In our home, when the kids get to arguing or make a poor choice, we give them an opportunity for a “re-do”…to do-over the action that they just did incorrectly and have the chance to make a better choice next time. Taking this time to stop and restart is like a reboot to the day, turning a frazzled, frustrating moment into a hopeful one where wisdom has been gained and hopefully a lesson has been learned.
There are those days (like the one I mentioned above) where things just get off on the wrong foot. For whatever variant reasons, I just don’t have the best attitude and tend to be short and snappy in my dialogue with my husband and children. My flesh wants to just push through and figure it out on my own, to conquer my own bad attitude, from my own strength.
Anyone care to guess how THAT goes??
Yep, not so much in the success department on that one! So, I’ve found that, just like my kiddos, sometimes I need a do-over as well, a chance to reboot my attitude and start the day with a fresh perspective. Great…sounds nice…but HOW?
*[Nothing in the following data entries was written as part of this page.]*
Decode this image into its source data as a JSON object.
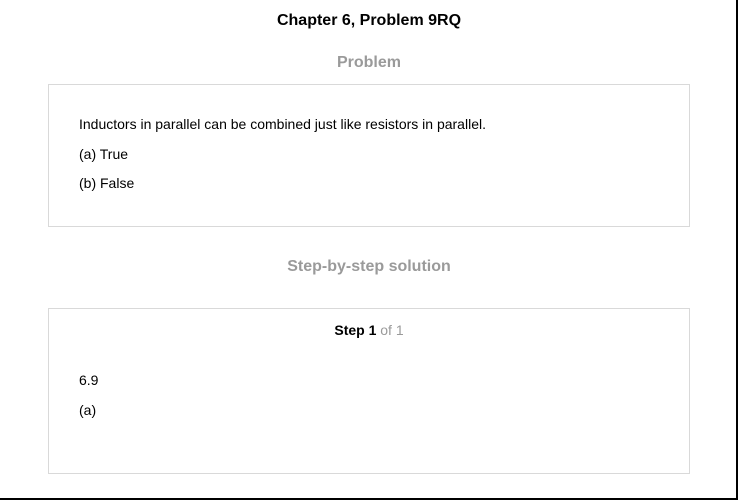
{
  "header": {
    "title": "Chapter 6, Problem 9RQ"
  },
  "problem": {
    "heading": "Problem",
    "text": "Inductors in parallel can be combined just like resistors in parallel.",
    "options": [
      "(a) True",
      "(b) False"
    ]
  },
  "solution": {
    "heading": "Step-by-step solution",
    "step_label": "Step 1",
    "step_of": "of 1",
    "lines": [
      "6.9",
      "(a)"
    ]
  }
}
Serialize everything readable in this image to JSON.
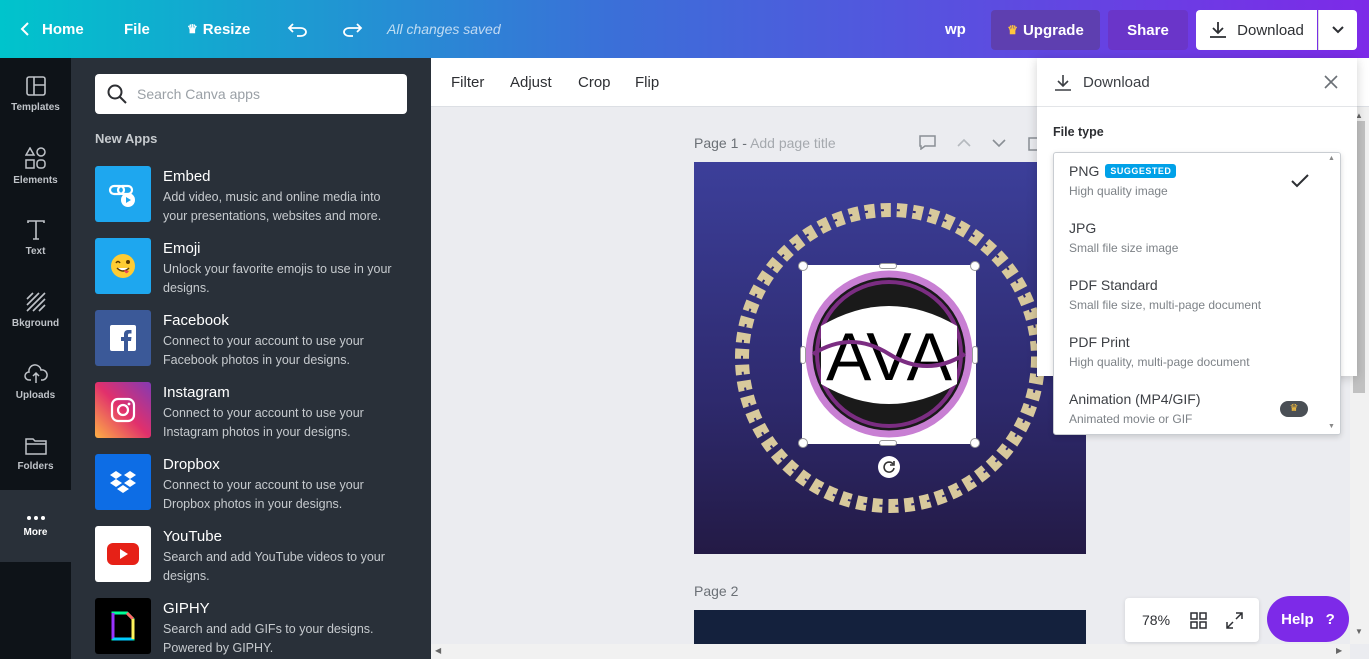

For me, my best re-do’s come when I pull out my guitar and have some time spent in active worship. It requires me to stop in my tracks and intentionally do something else. It’s pretty difficult to snap at my kids with a nasty attitude while I sing praises to God. (It IS possible…but difficult…and most certainly convicting if it does happen!)
In a matter of minutes, my focus shifts from my frustrations to God. There is no better attitude adjustment than that!
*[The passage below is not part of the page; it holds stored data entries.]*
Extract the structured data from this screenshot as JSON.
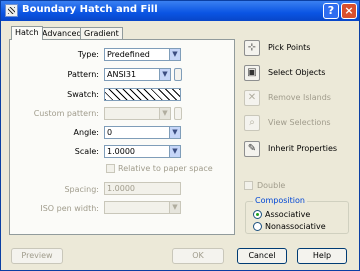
{
  "window": {
    "title": "Boundary Hatch and Fill",
    "help_glyph": "?",
    "close_glyph": "×"
  },
  "tabs": [
    {
      "label": "Hatch",
      "active": true
    },
    {
      "label": "Advanced",
      "active": false
    },
    {
      "label": "Gradient",
      "active": false
    }
  ],
  "hatch": {
    "type_label": "Type:",
    "type_value": "Predefined",
    "pattern_label": "Pattern:",
    "pattern_value": "ANSI31",
    "swatch_label": "Swatch:",
    "custom_pattern_label": "Custom pattern:",
    "custom_pattern_value": "",
    "angle_label": "Angle:",
    "angle_value": "0",
    "scale_label": "Scale:",
    "scale_value": "1.0000",
    "relative_label": "Relative to paper space",
    "spacing_label": "Spacing:",
    "spacing_value": "1.0000",
    "iso_label": "ISO pen width:",
    "iso_value": ""
  },
  "side": {
    "pick_points": "Pick Points",
    "select_objects": "Select Objects",
    "remove_islands": "Remove Islands",
    "view_selections": "View Selections",
    "inherit_properties": "Inherit Properties",
    "double_label": "Double",
    "composition_title": "Composition",
    "associative": "Associative",
    "nonassociative": "Nonassociative",
    "associative_selected": true
  },
  "footer": {
    "preview": "Preview",
    "ok": "OK",
    "cancel": "Cancel",
    "help": "Help"
  },
  "icons": {
    "dropdown": "▼",
    "pick_points": "⊹",
    "select_objects": "▣",
    "remove_islands": "✕",
    "view_selections": "⌕",
    "inherit_properties": "✎"
  }
}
And, yes, there have been times where I have worshipped with a toddler-tantrum in progress, with kids begging me to stop and get them a snack, with my phone ringing and my to-do list tempting me to go on the attack. But, the way I see it, I’m a more compassionate mom and more capable woman if I take ten minutes to worship my God than if I don’t and try to tough it out.
Our kids have learned over time that when I say it’s “music-time in the Cohen house”, I mean it and no amount of whining or distractions will deter me. There’s no telling how many days have been saved so far! How many terrible words have I avoided speaking? How much negativity has been kept from spewing everywhere?
Maybe you don’t play guitar, but I’m pretty sure you can turn on some music and sing like a fool for Jesus in the living room. It’s absolutely okay, and often necessary to say to God, “I need a do-over today!”